Sunday, August 21, 2011


Unlike the Church at Galatia, where false teachers had convinced the leadership that Gentiles needed to become Jews (be circumcised) in order to be saved (Gal. 2, 5, 6), in Paul's letter to the Church at Ephesus, he was dealing with their rejection of the Gentiles even becoming members of the Body of Christ. He wrote:

"Which in other ages was not made known unto the sons of men, as it is now revealed unto his holy apostles and prophets by the Spirit; that the Gentiles should be fellowheirs, and of the same body, and partakers of his promise in Christ by the Gospel: whereof I was made a minister, according to the gift of the grace of God given unto me by the effectual working of his power" (Eph. 3:5-7).

Paul had said something similar in his letter to the Galatians:

"But contrariwise, when they saw that the Gospel of the uncircumcision was committed unto me, as the Gospel of the circumcision was unto Peter; for he that wrought effectually in Peter to the apostleship of the circumcision, the same was mighty in me toward the Gentiles: and when James, Cephas, and John, who seemed to be pillars, perceived the grace that was given unto me, they gave to me and Barnabas the right hands of fellowship; that we should go unto the heathen, and they unto the circumcision" (Gal. 2:7-9).

Later in his letter to the Church at Ephesus, Paul made mention of the "Gospel of peace" being part of "the whole armour of God" (6:11).
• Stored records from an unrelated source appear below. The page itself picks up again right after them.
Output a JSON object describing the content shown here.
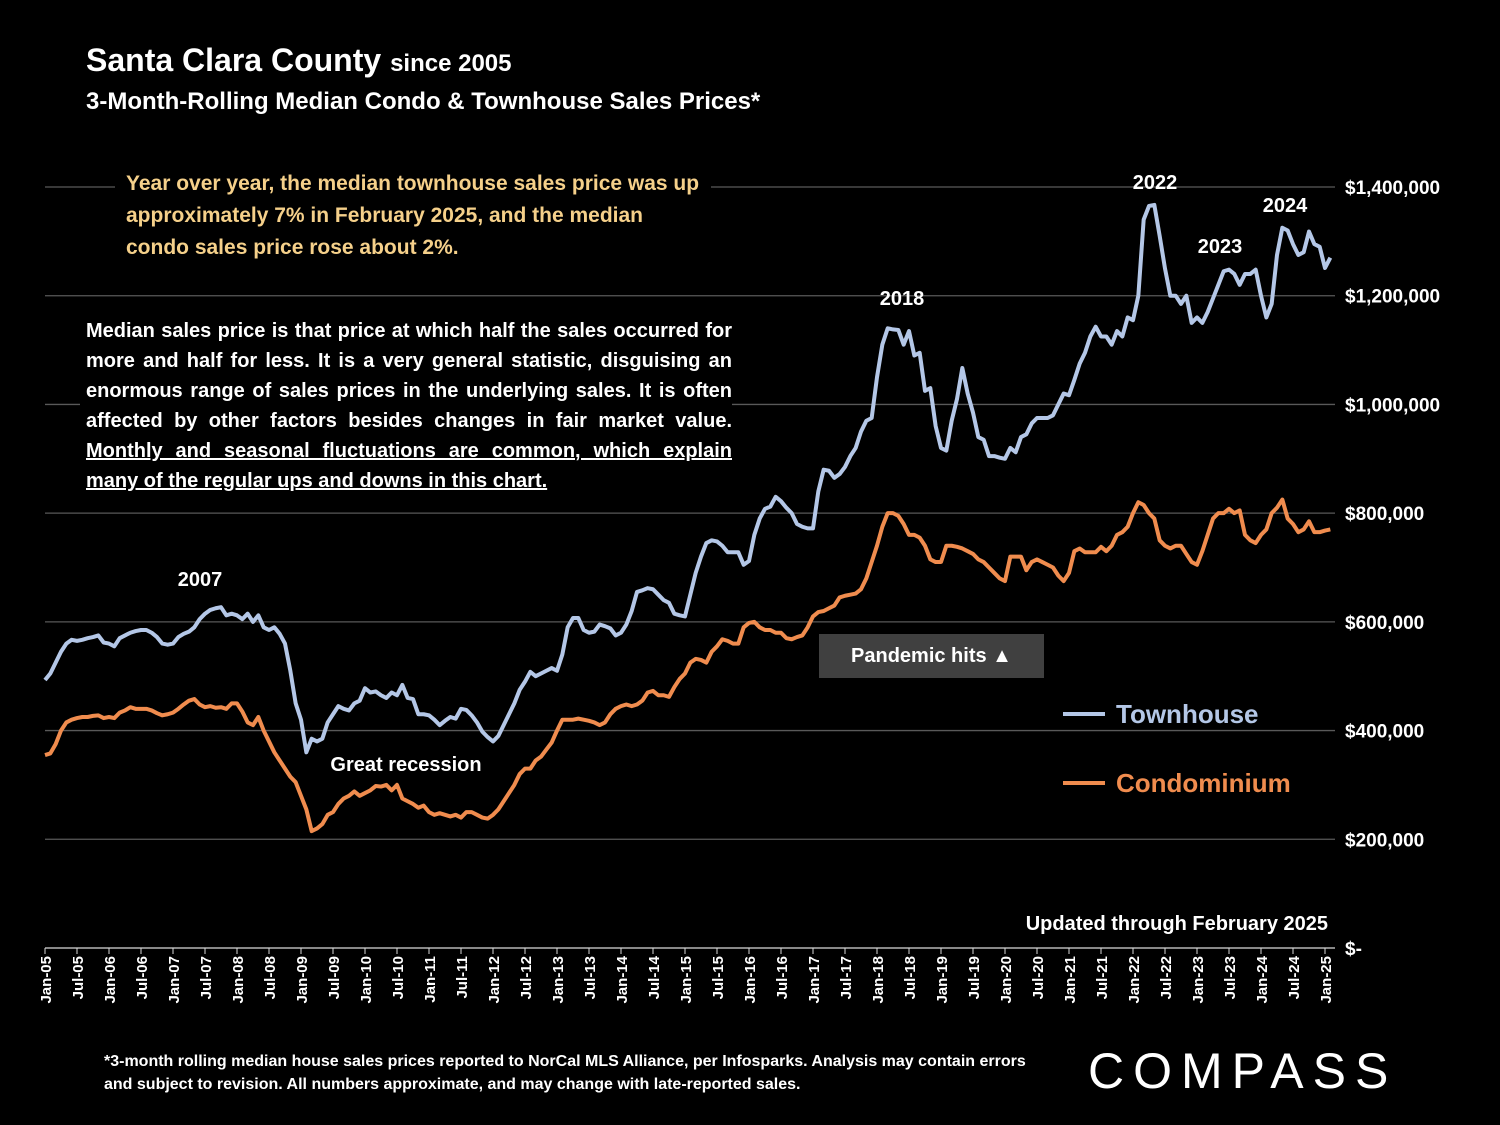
{
  "chart_data": {
    "type": "line",
    "title": "Santa Clara County",
    "title_note": "since 2005",
    "subtitle": "3-Month-Rolling Median Condo & Townhouse Sales Prices*",
    "highlight_text": "Year over year, the median townhouse sales price was up approximately 7% in February 2025, and the median condo sales price rose about 2%.",
    "body_text": [
      "Median sales price is that price at which half the sales occurred for more and half for less. It is a very general statistic, disguising an enormous range of sales prices in the underlying sales. It is often affected by other factors besides changes in fair market value. ",
      "Monthly and seasonal fluctuations are common, which explain many of the regular ups and downs in this chart."
    ],
    "annotations": [
      "2007",
      "Great recession",
      "2018",
      "2022",
      "2023",
      "2024",
      "Pandemic hits ▲"
    ],
    "updated": "Updated through February 2025",
    "footnote": "*3-month rolling median house sales prices reported to NorCal MLS Alliance, per Infosparks. Analysis may contain errors and subject to revision. All numbers approximate, and may change with late-reported sales.",
    "brand": "COMPASS",
    "grid": true,
    "ylim": [
      0,
      1400000
    ],
    "yticks": [
      {
        "value": 0,
        "label": "$-"
      },
      {
        "value": 200000,
        "label": "$200,000"
      },
      {
        "value": 400000,
        "label": "$400,000"
      },
      {
        "value": 600000,
        "label": "$600,000"
      },
      {
        "value": 800000,
        "label": "$800,000"
      },
      {
        "value": 1000000,
        "label": "$1,000,000"
      },
      {
        "value": 1200000,
        "label": "$1,200,000"
      },
      {
        "value": 1400000,
        "label": "$1,400,000"
      }
    ],
    "categories": [
      "Jan-05",
      null,
      null,
      null,
      null,
      null,
      "Jul-05",
      null,
      null,
      null,
      null,
      null,
      "Jan-06",
      null,
      null,
      null,
      null,
      null,
      "Jul-06",
      null,
      null,
      null,
      null,
      null,
      "Jan-07",
      null,
      null,
      null,
      null,
      null,
      "Jul-07",
      null,
      null,
      null,
      null,
      null,
      "Jan-08",
      null,
      null,
      null,
      null,
      null,
      "Jul-08",
      null,
      null,
      null,
      null,
      null,
      "Jan-09",
      null,
      null,
      null,
      null,
      null,
      "Jul-09",
      null,
      null,
      null,
      null,
      null,
      "Jan-10",
      null,
      null,
      null,
      null,
      null,
      "Jul-10",
      null,
      null,
      null,
      null,
      null,
      "Jan-11",
      null,
      null,
      null,
      null,
      null,
      "Jul-11",
      null,
      null,
      null,
      null,
      null,
      "Jan-12",
      null,
      null,
      null,
      null,
      null,
      "Jul-12",
      null,
      null,
      null,
      null,
      null,
      "Jan-13",
      null,
      null,
      null,
      null,
      null,
      "Jul-13",
      null,
      null,
      null,
      null,
      null,
      "Jan-14",
      null,
      null,
      null,
      null,
      null,
      "Jul-14",
      null,
      null,
      null,
      null,
      null,
      "Jan-15",
      null,
      null,
      null,
      null,
      null,
      "Jul-15",
      null,
      null,
      null,
      null,
      null,
      "Jan-16",
      null,
      null,
      null,
      null,
      null,
      "Jul-16",
      null,
      null,
      null,
      null,
      null,
      "Jan-17",
      null,
      null,
      null,
      null,
      null,
      "Jul-17",
      null,
      null,
      null,
      null,
      null,
      "Jan-18",
      null,
      null,
      null,
      null,
      null,
      "Jul-18",
      null,
      null,
      null,
      null,
      null,
      "Jan-19",
      null,
      null,
      null,
      null,
      null,
      "Jul-19",
      null,
      null,
      null,
      null,
      null,
      "Jan-20",
      null,
      null,
      null,
      null,
      null,
      "Jul-20",
      null,
      null,
      null,
      null,
      null,
      "Jan-21",
      null,
      null,
      null,
      null,
      null,
      "Jul-21",
      null,
      null,
      null,
      null,
      null,
      "Jan-22",
      null,
      null,
      null,
      null,
      null,
      "Jul-22",
      null,
      null,
      null,
      null,
      null,
      "Jan-23",
      null,
      null,
      null,
      null,
      null,
      "Jul-23",
      null,
      null,
      null,
      null,
      null,
      "Jan-24",
      null,
      null,
      null,
      null,
      null,
      "Jul-24",
      null,
      null,
      null,
      null,
      null,
      "Jan-25",
      null
    ],
    "series": [
      {
        "name": "Townhouse",
        "color": "#b4c7e7",
        "values": [
          493000,
          505000,
          525000,
          545000,
          560000,
          567000,
          565000,
          567000,
          570000,
          572000,
          575000,
          562000,
          560000,
          555000,
          570000,
          575000,
          580000,
          583000,
          585000,
          585000,
          580000,
          572000,
          560000,
          558000,
          560000,
          572000,
          578000,
          582000,
          590000,
          605000,
          615000,
          622000,
          625000,
          627000,
          612000,
          615000,
          612000,
          605000,
          615000,
          600000,
          612000,
          590000,
          585000,
          590000,
          578000,
          560000,
          510000,
          450000,
          420000,
          360000,
          385000,
          380000,
          385000,
          415000,
          430000,
          445000,
          440000,
          437000,
          450000,
          455000,
          478000,
          470000,
          472000,
          465000,
          460000,
          470000,
          465000,
          484000,
          460000,
          458000,
          430000,
          430000,
          428000,
          420000,
          410000,
          418000,
          425000,
          422000,
          440000,
          438000,
          428000,
          415000,
          398000,
          388000,
          380000,
          390000,
          410000,
          430000,
          450000,
          475000,
          490000,
          508000,
          500000,
          505000,
          510000,
          515000,
          510000,
          540000,
          590000,
          607000,
          607000,
          585000,
          580000,
          582000,
          595000,
          592000,
          588000,
          575000,
          580000,
          595000,
          620000,
          655000,
          658000,
          662000,
          660000,
          650000,
          640000,
          635000,
          615000,
          612000,
          610000,
          650000,
          690000,
          720000,
          745000,
          750000,
          748000,
          740000,
          728000,
          728000,
          728000,
          705000,
          712000,
          760000,
          790000,
          808000,
          812000,
          830000,
          822000,
          810000,
          800000,
          780000,
          775000,
          772000,
          772000,
          840000,
          880000,
          878000,
          865000,
          872000,
          885000,
          905000,
          920000,
          950000,
          970000,
          975000,
          1050000,
          1110000,
          1140000,
          1138000,
          1137000,
          1110000,
          1135000,
          1090000,
          1095000,
          1025000,
          1030000,
          960000,
          920000,
          915000,
          970000,
          1010000,
          1067000,
          1020000,
          985000,
          940000,
          935000,
          905000,
          905000,
          902000,
          900000,
          920000,
          912000,
          940000,
          945000,
          965000,
          975000,
          975000,
          975000,
          980000,
          1000000,
          1020000,
          1017000,
          1045000,
          1075000,
          1095000,
          1125000,
          1143000,
          1125000,
          1125000,
          1110000,
          1135000,
          1125000,
          1160000,
          1155000,
          1200000,
          1340000,
          1365000,
          1367000,
          1310000,
          1250000,
          1200000,
          1200000,
          1185000,
          1200000,
          1150000,
          1160000,
          1150000,
          1170000,
          1195000,
          1220000,
          1245000,
          1248000,
          1240000,
          1220000,
          1240000,
          1240000,
          1248000,
          1200000,
          1160000,
          1185000,
          1275000,
          1325000,
          1320000,
          1295000,
          1275000,
          1280000,
          1318000,
          1295000,
          1290000,
          1251000,
          1270000
        ]
      },
      {
        "name": "Condominium",
        "color": "#f08c4e",
        "values": [
          355000,
          358000,
          375000,
          400000,
          415000,
          420000,
          423000,
          425000,
          425000,
          427000,
          428000,
          423000,
          425000,
          423000,
          433000,
          437000,
          443000,
          440000,
          440000,
          440000,
          437000,
          432000,
          428000,
          430000,
          433000,
          440000,
          448000,
          455000,
          458000,
          448000,
          443000,
          445000,
          442000,
          443000,
          440000,
          450000,
          450000,
          435000,
          415000,
          410000,
          425000,
          400000,
          380000,
          360000,
          345000,
          330000,
          315000,
          305000,
          280000,
          255000,
          215000,
          220000,
          228000,
          245000,
          250000,
          265000,
          275000,
          280000,
          288000,
          280000,
          285000,
          290000,
          298000,
          297000,
          300000,
          290000,
          300000,
          275000,
          270000,
          265000,
          258000,
          262000,
          250000,
          245000,
          248000,
          245000,
          242000,
          245000,
          240000,
          250000,
          250000,
          245000,
          240000,
          238000,
          245000,
          255000,
          270000,
          285000,
          300000,
          320000,
          330000,
          330000,
          345000,
          352000,
          365000,
          378000,
          400000,
          420000,
          420000,
          420000,
          422000,
          420000,
          418000,
          415000,
          410000,
          415000,
          430000,
          440000,
          445000,
          448000,
          445000,
          448000,
          455000,
          470000,
          473000,
          465000,
          465000,
          462000,
          480000,
          495000,
          505000,
          525000,
          532000,
          530000,
          525000,
          545000,
          555000,
          568000,
          565000,
          560000,
          560000,
          590000,
          598000,
          600000,
          590000,
          585000,
          585000,
          580000,
          580000,
          570000,
          568000,
          572000,
          575000,
          590000,
          610000,
          618000,
          620000,
          625000,
          630000,
          645000,
          648000,
          650000,
          652000,
          660000,
          680000,
          710000,
          740000,
          775000,
          800000,
          800000,
          795000,
          780000,
          760000,
          760000,
          755000,
          740000,
          715000,
          710000,
          710000,
          740000,
          740000,
          738000,
          735000,
          730000,
          725000,
          715000,
          710000,
          700000,
          690000,
          680000,
          675000,
          720000,
          720000,
          720000,
          695000,
          710000,
          715000,
          710000,
          705000,
          700000,
          685000,
          675000,
          690000,
          730000,
          735000,
          728000,
          728000,
          728000,
          738000,
          730000,
          740000,
          760000,
          765000,
          775000,
          800000,
          820000,
          815000,
          800000,
          790000,
          750000,
          740000,
          735000,
          740000,
          740000,
          725000,
          710000,
          705000,
          730000,
          760000,
          790000,
          800000,
          800000,
          808000,
          800000,
          805000,
          760000,
          750000,
          745000,
          760000,
          770000,
          800000,
          810000,
          825000,
          790000,
          780000,
          765000,
          770000,
          785000,
          765000,
          765000,
          768000,
          770000
        ]
      }
    ]
  }
}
He added, "And your feet shod with the preparation of the Gospel of peace" (6:15). Isn't it strange that when a born again believer is being attacked by God's enemies, he is to be prepared to advance with a message of peace, that is, an offer of peace from God Himself? While Satan's forces seek "to steal, and to kill, and to destroy" (Jn. 10:10), God's children are to be ready to proclaim the Gospel of peace! Peter said it this way: "But sanctify the Lord God in your hearts: and be ready always to give an answer to every man that asketh you a reason of the hope that is in you with meekness and fear" (1 Pet. 3:15).

Paul's final mention of the Gospel in Ephesians is his request for them to pray that God would give him boldness "to make known the mystery of the Gospel" (6:19). I explained why the Gospel is called a mystery in Part Three, so I would refer you to that post. The fact that Paul was asking for prayer indicates two things: first, Paul was also under attack by Satanic forces, and in addition, Paul needed God to "open unto us a door of utterance, to speak the mystery of Christ" (Col. 4:3). If the man who wrote half of the New Testament, the man who had the power to work miracles, the man who had been victorious in facing every sort of opposition needed prayer, it is certain that you and I need it. Pray for one another!

It is my desire to continue this study tomorrow, if it be the will of our Lord. God bless you.